Catch That Cow (bfs(广搜))
Farmer John has been informed of the location of a fugitive cow and wants to catch her immediately. He starts at a point N (0 ≤ N ≤ 100,000) on a number line and the cow is at a point K (0 ≤ K ≤ 100,000) on the same number line. Farmer John has two modes of transportation: walking and teleporting.

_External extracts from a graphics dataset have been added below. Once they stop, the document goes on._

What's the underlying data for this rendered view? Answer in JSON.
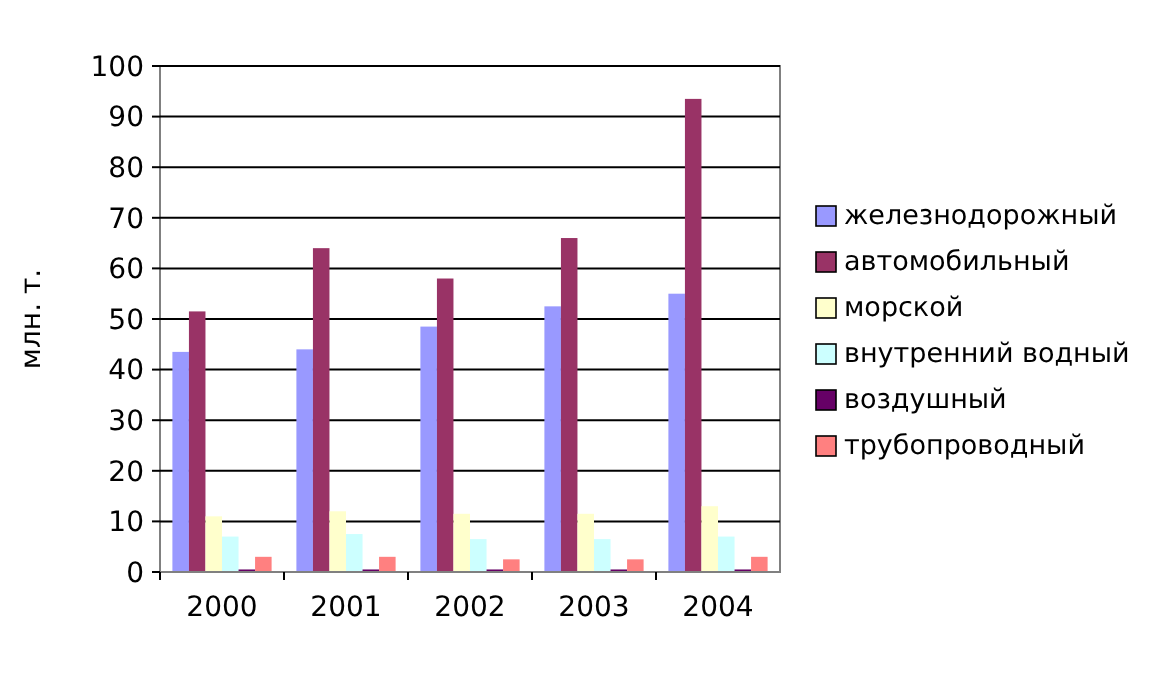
{
  "chart_data": {
    "type": "bar",
    "ylabel": "млн. т.",
    "categories": [
      "2000",
      "2001",
      "2002",
      "2003",
      "2004"
    ],
    "series": [
      {
        "name": "железнодорожный",
        "color": "#9999ff",
        "values": [
          43.5,
          44,
          48.5,
          52.5,
          55
        ]
      },
      {
        "name": "автомобильный",
        "color": "#993366",
        "values": [
          51.5,
          64,
          58,
          66,
          93.5
        ]
      },
      {
        "name": "морской",
        "color": "#ffffcc",
        "values": [
          11,
          12,
          11.5,
          11.5,
          13
        ]
      },
      {
        "name": "внутренний водный",
        "color": "#ccffff",
        "values": [
          7,
          7.5,
          6.5,
          6.5,
          7
        ]
      },
      {
        "name": "воздушный",
        "color": "#660066",
        "values": [
          0.5,
          0.5,
          0.5,
          0.5,
          0.5
        ]
      },
      {
        "name": "трубопроводный",
        "color": "#ff8080",
        "values": [
          3,
          3,
          2.5,
          2.5,
          3
        ]
      }
    ],
    "ylim": [
      0,
      100
    ],
    "yticks": [
      0,
      10,
      20,
      30,
      40,
      50,
      60,
      70,
      80,
      90,
      100
    ],
    "grid": "y",
    "legend": "right"
  }
}
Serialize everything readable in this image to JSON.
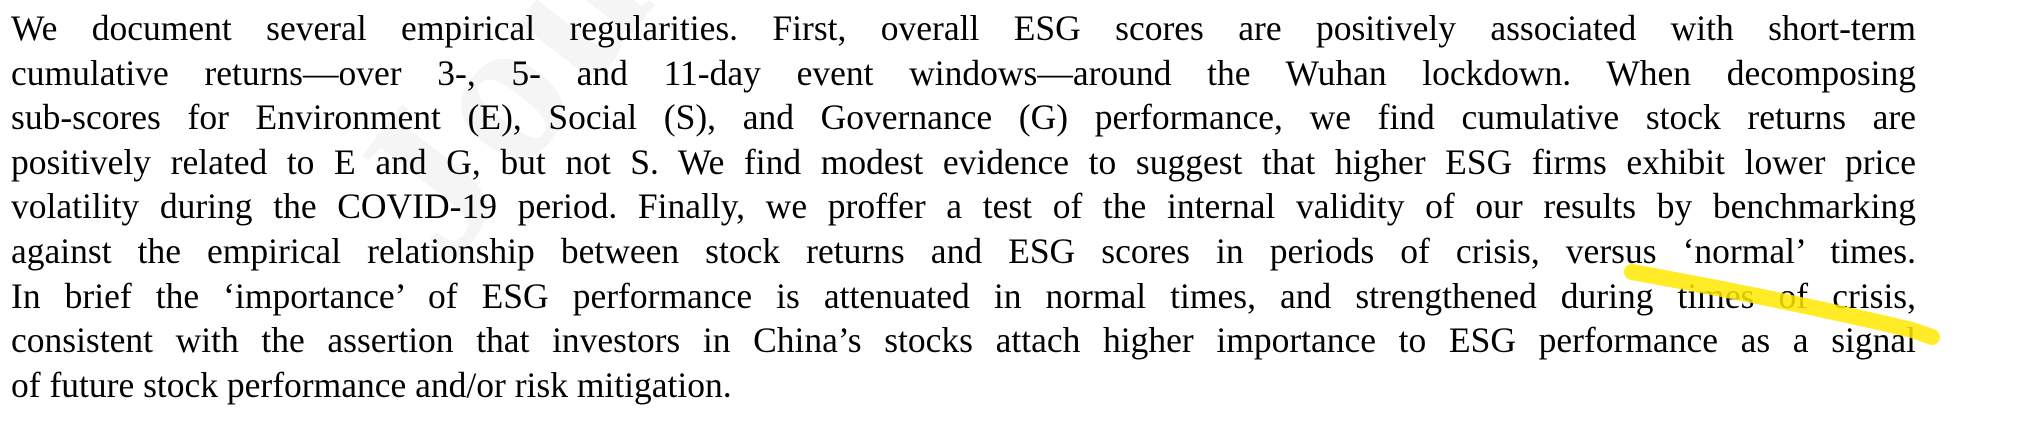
{
  "watermark": {
    "text": "Journal"
  },
  "highlight": {
    "color": "#ffe800"
  },
  "paragraph": {
    "lines": [
      "We document several empirical regularities.  First, overall ESG scores are positively associated with short-term",
      "cumulative returns—over 3-, 5- and 11-day event windows—around the Wuhan lockdown.  When decomposing",
      "sub-scores for Environment (E), Social (S), and Governance (G) performance, we find cumulative stock returns are",
      "positively related to E and G, but not S. We find modest evidence to suggest that higher ESG firms exhibit lower price",
      "volatility during the COVID-19 period. Finally, we proffer a test of the internal validity of our results by benchmarking",
      "against the empirical relationship between stock returns and ESG scores in periods of crisis, versus ‘normal’ times.",
      "In brief the ‘importance’ of ESG performance is attenuated in normal times, and strengthened during times of crisis,",
      "consistent with the assertion that investors in China’s stocks attach higher importance to ESG performance as a signal",
      "of future stock performance and/or risk mitigation."
    ]
  }
}
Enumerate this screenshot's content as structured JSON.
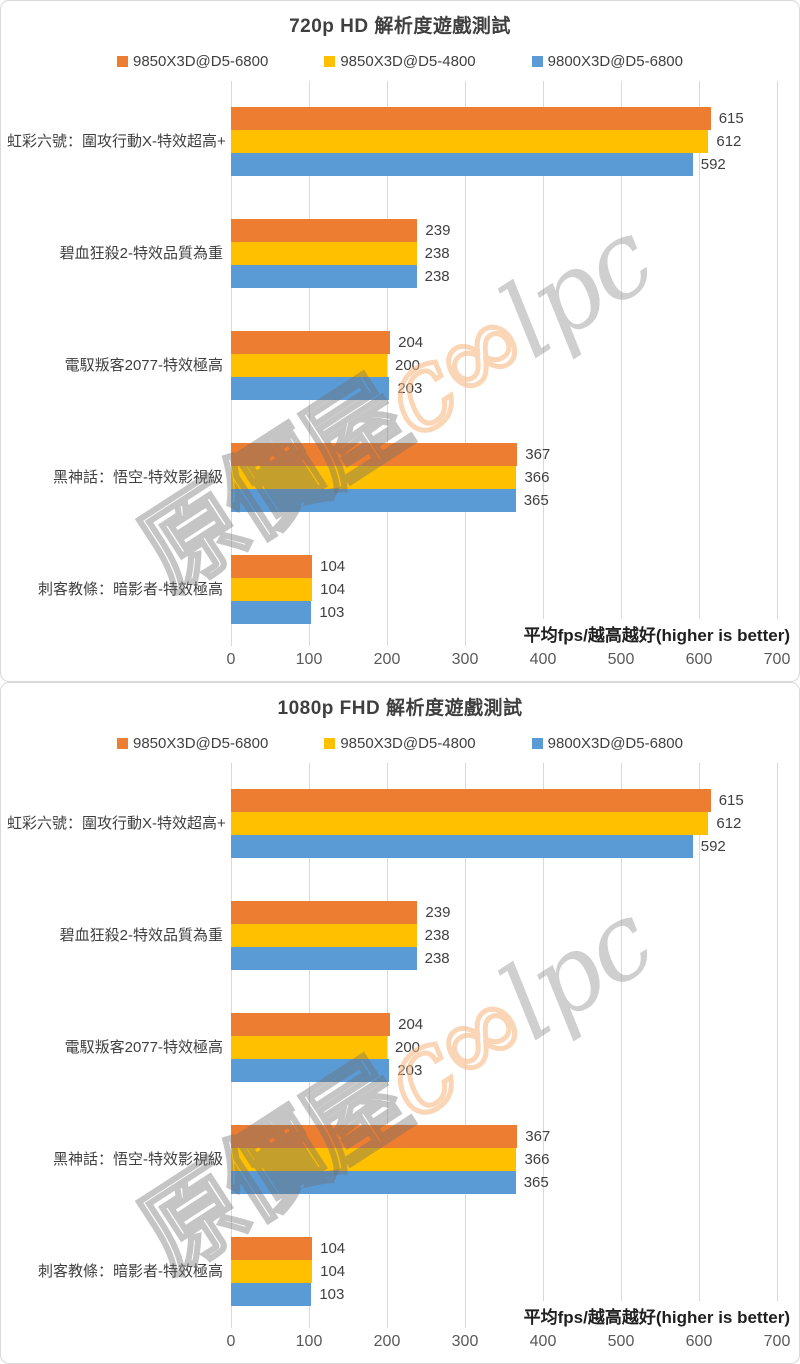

- Walking: FJ can move from any point X to the points X - 1 or X + 1 in a single minute
- Teleporting: FJ can move from any point X to the point 2 × X in a single minute.
If the cow, unaware of its pursuit, does not move at all, how long does it take for Farmer John to retrieve it?
Input
Line 1: Two space-separated integers: N and K
Output
Line 1: The least amount of time, in minutes, it takes for Farmer John to catch the fugitive cow.
Sample Input
5 17
Sample Output
4
#include<cstdio>
#include<queue>
#include<cstring>
#include<iostream>
using namespace std;
int m,n,a[100005];
void bfs()
{
int t;
queue<int>st;//定义一个队列
st.push(m);//存入第一个数,人的位置
while(!st.empty())
{
m=st.front();//取出队首的元素
st.pop();//舍去
if(m==n)//结束条件
return;
t=m-1;
if(t>=0&&t<=100000&&!a[t])//!a[t]的作用:判断这个数是否已经存入过队列了;
{
st.push(t);
a[t]=a[m]+1;//标记好是第几次执行的,在前一次执行的次数上加一
}
t=m+1;
if(t>=0&&t<=100000&&!a[t])
{
st.push(t);
a[t]=a[m]+1;
}
t=m*2;
if(t>=0&&t<=100000&&!a[t])
{
st.push(t);
a[t]=a[m]+1;
}
}
}
int main()
{
while(~scanf("%d %d",&m,&n))
{
memset(a,0,sizeof(a));//初始化,注意其包含在头文件<string.h>或<cstring>中
bfs();
cout<<a[n]<<endl;
}
}